I've been tasked with reducing the size or our DB.

The table contains nearly 6 million records, and I calculated the row size as being 199开发者_高级运维0 bytes. I took a copy of the table, and reduced the row size down to 803 bytes, through various techniques.

When I compare the original table's Data Size (right-click properties or sp_spaceused) with the new table I'm seeing saving of just 21.7 MB. This is nowhere near what I was expecting.

Here is how I calculated the row-size: If the column was numeric/decimal then I used the MSDN size (http://msdn.microsoft.com/en-us/library/ms187746.aspx), for everything else I used syscolumns.length. If the column was nullable I added an extra byte.

Here are some of the changes I implemented.

  1. Turned unnecessary nvarchars into varchars
  2. Made columns NOT NULL
  3. Reduced max length of varchar columns to suit actual data
  4. Removed some unused columns
  5. Couple of datetime into smalldatetime
  6. Turned some decimals into ints.
  7. Merged 16 nullable BIT columns into a bit masked int.

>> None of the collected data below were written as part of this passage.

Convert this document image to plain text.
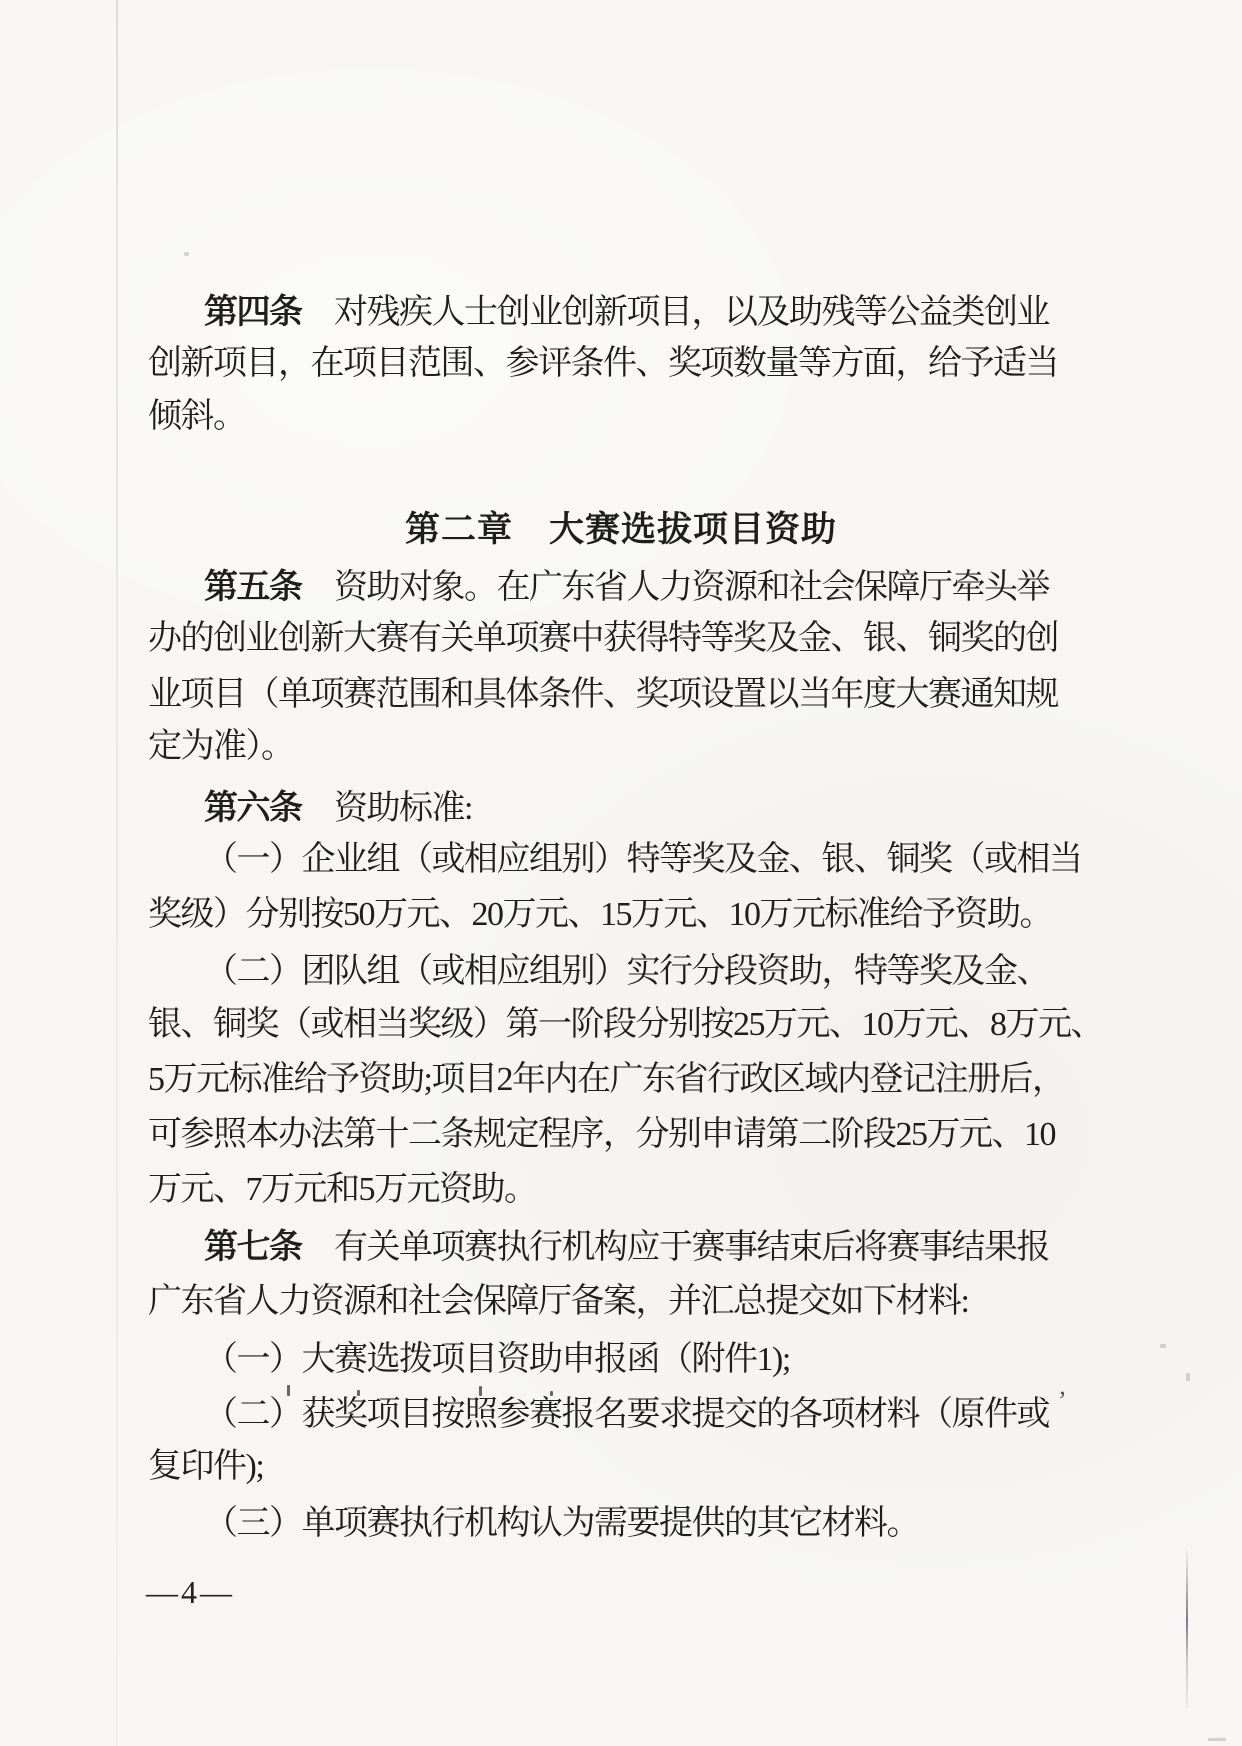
’
第四条　对残疾人士创业创新项目，以及助残等公益类创业
创新项目，在项目范围、参评条件、奖项数量等方面，给予适当
倾斜。
第二章　大赛选拔项目资助
第五条　资助对象。在广东省人力资源和社会保障厅牵头举
办的创业创新大赛有关单项赛中获得特等奖及金、银、铜奖的创
业项目（单项赛范围和具体条件、奖项设置以当年度大赛通知规
定为准）。
第六条　资助标准:
（一）企业组（或相应组别）特等奖及金、银、铜奖（或相当
奖级）分别按50万元、20万元、15万元、10万元标准给予资助。
（二）团队组（或相应组别）实行分段资助，特等奖及金、
银、铜奖（或相当奖级）第一阶段分别按25万元、10万元、8万元、
5万元标准给予资助;项目2年内在广东省行政区域内登记注册后，
可参照本办法第十二条规定程序，分别申请第二阶段25万元、10
万元、7万元和5万元资助。
第七条　有关单项赛执行机构应于赛事结束后将赛事结果报
广东省人力资源和社会保障厅备案，并汇总提交如下材料:
（一）大赛选拨项目资助申报函（附件1);
（二）获奖项目按照参赛报名要求提交的各项材料（原件或
复印件);
（三）单项赛执行机构认为需要提供的其它材料。
—4—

From this, my calculations showed a 60% row size reduction and against a 6M row table I would have expected more than 21MB of saving. It went down from 2,762,536 KB to 2,740,816 KB.

Can someone please explain this behaviour to me?

p.s. This does not take into account any indexes.


The problem is that altering a table does not reclaim any space. Dropping a column is logical only, the column is hidden, not deleted. Modifying a column type will often result adding a new column and hiding the previous one. All these operations increase the physical size of the table. To reclaim the space 'for real' you need to rebuild the table. With SQL 2008 and up you would issue an ALTER TABLE ... REBUILD. In SQL 2005 you can issue DBCC REINDEX(table).


I think you need to rebuild the clustered index on the table.